NTFS events such as Event ID 55, 50, 140, and 98 indicate file system corruption and similar issues. The file system corruption occurs when one or more of the following issues occur:

  • A disk has bad sectors.
  • I/O requests that the file system sends to the disk subsystem aren't completed successfully.

Note

Because NTFS can't write data to the transaction log, this issue could affect the ability of NTFS to stop or roll back the operations in which the transaction data couldn't be written.

To fix these issues, follow these steps:

  1. Open an administrative Windows Command Prompt window, and then run the following command:

    chkdsk with /f /r
    

    This command repairs and recovers sectors.
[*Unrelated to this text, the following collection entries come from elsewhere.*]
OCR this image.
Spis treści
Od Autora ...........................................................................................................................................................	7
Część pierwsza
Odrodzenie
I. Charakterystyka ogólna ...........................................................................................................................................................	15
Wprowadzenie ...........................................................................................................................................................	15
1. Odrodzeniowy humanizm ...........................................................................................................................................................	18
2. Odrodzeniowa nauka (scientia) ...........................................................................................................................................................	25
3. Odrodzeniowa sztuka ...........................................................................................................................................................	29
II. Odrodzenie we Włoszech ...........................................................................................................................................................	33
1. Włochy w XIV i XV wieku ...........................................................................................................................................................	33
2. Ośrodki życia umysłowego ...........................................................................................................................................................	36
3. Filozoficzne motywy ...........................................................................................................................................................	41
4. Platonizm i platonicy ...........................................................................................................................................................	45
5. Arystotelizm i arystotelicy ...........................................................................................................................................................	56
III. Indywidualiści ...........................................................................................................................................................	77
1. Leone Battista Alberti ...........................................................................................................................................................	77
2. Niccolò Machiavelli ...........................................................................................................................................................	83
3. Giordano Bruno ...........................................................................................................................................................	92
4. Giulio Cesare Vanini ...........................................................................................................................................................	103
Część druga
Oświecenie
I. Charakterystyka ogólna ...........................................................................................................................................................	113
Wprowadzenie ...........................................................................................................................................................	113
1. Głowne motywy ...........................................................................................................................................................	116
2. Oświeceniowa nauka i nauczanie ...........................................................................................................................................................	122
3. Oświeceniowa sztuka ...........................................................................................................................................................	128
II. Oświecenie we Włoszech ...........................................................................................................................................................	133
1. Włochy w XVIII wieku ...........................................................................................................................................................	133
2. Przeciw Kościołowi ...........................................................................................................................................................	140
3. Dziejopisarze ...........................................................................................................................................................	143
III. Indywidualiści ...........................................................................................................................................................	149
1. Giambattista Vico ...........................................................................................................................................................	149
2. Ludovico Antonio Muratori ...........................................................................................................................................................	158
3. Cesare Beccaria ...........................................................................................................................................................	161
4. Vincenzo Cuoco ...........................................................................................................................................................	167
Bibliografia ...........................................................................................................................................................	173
  2. Verify that the underlying hardware is working correctly.

  3. Update the SCSI port or RAID controller drivers.

  4. Remove or update filter drivers.

  5. Update third-party storage drivers or firmware.

  6. If the issue persists, try switching to different kinds of drivers. For example, RAID controller drivers or monolithic drivers, or try rearranging hardware into various combinations.

Third-party information disclaimer

The third-party products that this article discusses are manufactured by companies that are independent of Microsoft. Microsoft makes no warranty, implied or otherwise, about the performance or reliability of these products.